TRIBUNNEWS.COM - Kapolri Jenderal Listyo Sigit Prabowo mencabut surat telegram rahasia nomor ST/750/IV/HUM.3.4.5./2021.
Surat Telegram itu tentang pelaksanaan peliputan yang bermuatan kekerasan dan atau kejahatan dalam program siaran jurnalistik.
Pencabutan itu berdasarkan Surat Telegram Nomor ST/759/IV/HUM.3.4.5/2021 yang ditandatangani oleh Kadiv Humas Polri, Irjen Argo Yuwono atas nama Kapolri, Selasa (6/4/2021).
"Sehubungan dengan referensi di atas disampaikan kepada kesatuan anggota bahwa Surat Telegram Kapolri sebagaimana referensi nomor empat diatas dinyatakan dicabut dan dibatalkan," bunyi surat telegram tersebut yang dikutip Tribunnews.com, Selasa.
Baca juga: Aturan Internal Polri Harus Berdasar UU, Kode Etik Jurnalistik, dan Prinsip Akuntabilitas
Diberitakan Tribunnews.com sebelumnya, berikut isi surat telegram nomor ST/750/IV/HUM.3.4.5./2021 yang menuai pro dan kontra:
1. Media dilarang menyiarkan tindakan kepolisian yang arogan dan berbau kekerasan.
2. Jajarannya yang bekerja di bidang humas tidak boleh menyajikan rekaman proses interogasi kepolisian dan penyidikan terhadap tersangka tindak pidana.
3. Tidak boleh menayangkan secara terperinci rekonstruksi yang dilakukan oleh pihak kepolisian.
4. Tidak boleh memberitakan terperinci reka ulang kejahatan meskipun bersumber dari pejabat kepolisian yang berwenang dan/atau fakta pengadilan.
5. Tidak menayangkan reka ulang pemerkosaan dan/atau kejahatan seksual.
Baca juga: Polri Tegaskan Larangan Penayangan Oknum Anggota yang Lakukan Kekerasan Hanya Berlaku Internal
6. Menyamarkan gambar wajah dan identitas korban kejahatan seksual dan keluarganya, serta orang yang diduga pelaku kejahatan seksual dan keluarganya.
7. Menyamarkan gambar wajah dan identitas pelaku, korban, beserta keluarga maupun korbannya yang masih di bawah umur juga harus disamarkan.
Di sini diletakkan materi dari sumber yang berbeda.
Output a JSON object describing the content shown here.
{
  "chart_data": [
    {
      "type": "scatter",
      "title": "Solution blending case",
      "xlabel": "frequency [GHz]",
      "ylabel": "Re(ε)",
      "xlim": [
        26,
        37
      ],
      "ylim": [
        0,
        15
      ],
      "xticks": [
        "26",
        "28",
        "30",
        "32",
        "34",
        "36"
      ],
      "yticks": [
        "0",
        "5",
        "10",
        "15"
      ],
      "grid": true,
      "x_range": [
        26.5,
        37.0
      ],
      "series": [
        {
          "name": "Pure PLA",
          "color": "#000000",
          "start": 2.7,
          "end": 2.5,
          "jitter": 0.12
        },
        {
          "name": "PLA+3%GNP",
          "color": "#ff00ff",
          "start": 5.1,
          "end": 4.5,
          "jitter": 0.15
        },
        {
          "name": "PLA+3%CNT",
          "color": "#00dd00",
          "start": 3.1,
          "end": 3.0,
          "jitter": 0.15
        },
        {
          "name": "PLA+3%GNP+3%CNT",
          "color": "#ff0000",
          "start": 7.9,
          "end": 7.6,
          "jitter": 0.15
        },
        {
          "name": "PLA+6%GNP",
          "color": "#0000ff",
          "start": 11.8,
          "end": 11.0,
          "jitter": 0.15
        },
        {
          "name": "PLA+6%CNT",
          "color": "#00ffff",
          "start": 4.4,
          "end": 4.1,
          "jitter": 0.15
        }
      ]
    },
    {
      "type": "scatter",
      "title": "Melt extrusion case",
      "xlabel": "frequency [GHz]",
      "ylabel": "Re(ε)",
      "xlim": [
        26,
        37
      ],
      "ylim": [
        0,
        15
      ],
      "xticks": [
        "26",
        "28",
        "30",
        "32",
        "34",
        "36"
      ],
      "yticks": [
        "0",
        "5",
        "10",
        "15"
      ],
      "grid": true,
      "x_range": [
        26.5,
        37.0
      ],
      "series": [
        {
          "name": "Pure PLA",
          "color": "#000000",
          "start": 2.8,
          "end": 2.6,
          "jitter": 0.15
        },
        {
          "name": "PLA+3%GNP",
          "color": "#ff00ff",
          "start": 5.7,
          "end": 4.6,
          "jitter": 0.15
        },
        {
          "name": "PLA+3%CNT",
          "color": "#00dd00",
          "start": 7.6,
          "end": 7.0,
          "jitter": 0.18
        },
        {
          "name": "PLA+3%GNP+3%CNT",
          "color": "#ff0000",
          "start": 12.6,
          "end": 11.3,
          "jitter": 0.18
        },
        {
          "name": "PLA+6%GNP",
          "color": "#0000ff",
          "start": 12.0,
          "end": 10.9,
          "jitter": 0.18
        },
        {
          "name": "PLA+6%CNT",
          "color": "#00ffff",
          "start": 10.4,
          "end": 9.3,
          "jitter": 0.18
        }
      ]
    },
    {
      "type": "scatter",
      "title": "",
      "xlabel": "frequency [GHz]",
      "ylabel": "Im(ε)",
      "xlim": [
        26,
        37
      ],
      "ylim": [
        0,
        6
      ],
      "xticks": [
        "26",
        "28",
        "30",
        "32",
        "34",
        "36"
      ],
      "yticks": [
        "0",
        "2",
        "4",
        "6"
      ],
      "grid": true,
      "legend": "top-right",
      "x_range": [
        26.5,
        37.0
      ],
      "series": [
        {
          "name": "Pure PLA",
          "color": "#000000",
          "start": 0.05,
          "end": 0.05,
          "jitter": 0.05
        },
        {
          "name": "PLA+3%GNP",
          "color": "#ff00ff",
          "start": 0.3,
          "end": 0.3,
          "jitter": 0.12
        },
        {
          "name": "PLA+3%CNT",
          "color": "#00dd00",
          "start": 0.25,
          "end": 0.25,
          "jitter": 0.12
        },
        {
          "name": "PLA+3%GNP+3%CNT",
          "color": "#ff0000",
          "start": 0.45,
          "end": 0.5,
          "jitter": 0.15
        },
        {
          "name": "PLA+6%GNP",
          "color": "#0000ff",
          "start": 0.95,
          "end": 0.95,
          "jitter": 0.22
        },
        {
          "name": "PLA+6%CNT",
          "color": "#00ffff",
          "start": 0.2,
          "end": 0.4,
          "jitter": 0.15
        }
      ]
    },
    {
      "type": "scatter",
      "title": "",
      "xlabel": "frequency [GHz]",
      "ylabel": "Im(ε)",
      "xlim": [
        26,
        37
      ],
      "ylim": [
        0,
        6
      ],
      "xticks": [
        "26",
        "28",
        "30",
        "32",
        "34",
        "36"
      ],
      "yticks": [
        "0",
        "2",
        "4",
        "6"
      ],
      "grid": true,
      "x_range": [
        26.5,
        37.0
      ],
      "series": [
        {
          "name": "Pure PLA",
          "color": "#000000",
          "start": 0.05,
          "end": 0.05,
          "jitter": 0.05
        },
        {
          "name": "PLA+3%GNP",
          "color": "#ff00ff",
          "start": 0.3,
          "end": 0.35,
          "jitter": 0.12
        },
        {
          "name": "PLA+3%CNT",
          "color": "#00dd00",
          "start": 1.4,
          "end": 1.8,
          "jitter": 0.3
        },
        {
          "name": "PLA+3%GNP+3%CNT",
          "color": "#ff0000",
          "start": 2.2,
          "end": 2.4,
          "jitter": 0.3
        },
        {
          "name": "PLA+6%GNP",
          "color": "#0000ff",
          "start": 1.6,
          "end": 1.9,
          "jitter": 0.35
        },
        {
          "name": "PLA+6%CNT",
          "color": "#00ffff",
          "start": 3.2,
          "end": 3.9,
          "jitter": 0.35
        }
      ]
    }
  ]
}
8. Tidak menayangkan secara eksplisit dan terperinci adegan dan/atau reka ulang bunuh diri serta menyampaikan identitas pelaku.
9. Tidak menayangkan adegan tawuran atau perkelahian secara detail dan berulang-ulang.
10. Kepolisian dilarang membawa media dan melakukan siaran langsung saat proses penangkapan pelaku kejahatan. Hanya anggota Polri yang berkompeten yang boleh melakukan dokumentasi.
11. Tidak menampilkan gambaran eksplisit dan terperinci tentang cara membuat dan mengaktifkan bahan peledak.
Sementara itu, Ketua Komisi III DPR, Herman Herry mendorong Kapolri memberikan penjelasan terkait surat telegram Nomor ST/750/IV/HUM.3.4.5./2021.
"Jika memang imbauan itu ditujukan pada media internal kepolisian, hal ini yang mesti dijelaskan agar tidak menimbulkan kesalahan persepsi di publik," kata Herman, seperti diberitakan Tribunnews.com, Selasa (6/4/2021).
Komisi III DPR, kata Herman, tentu akan mengawasi dengan seksama dan akan menjadi bahan dalam melakukan Rapat Kerja Pengawasan dengan Kapolri ke depan.
Baca juga: Polri Kerahkan Mobil Dapur Umum, Kapal hingga Perahu Karet Bantu Korban Banjir NTT
Baca juga: Polri Siapkan 333 Titik Penyekatan untuk Menghalau Masyarakat Mudik Lebaran 2021
Selain poin pertama yang masih membutuhkan penjelasan lebih lanjut, menurutnya, perlu juga diberikan apresiasi terhadap beberapa hal di dalam telegram tersebut.
Misalnya, tidak menayangkan reka ulang kejahatan, termasuk kejahatan seksual, menyamarkan identitas dan wajah korban kejahatan seksual, menyamarkan wajah pelaku dan korban kejahatan seksual yang masih di bawah umur, hingga tidak menayangkan reka ulang bunuh diri maupun tawuran.
"Saya menilai implementasi dari hal-hal tersebut akan berdampak positif bagi publik," kata Herman.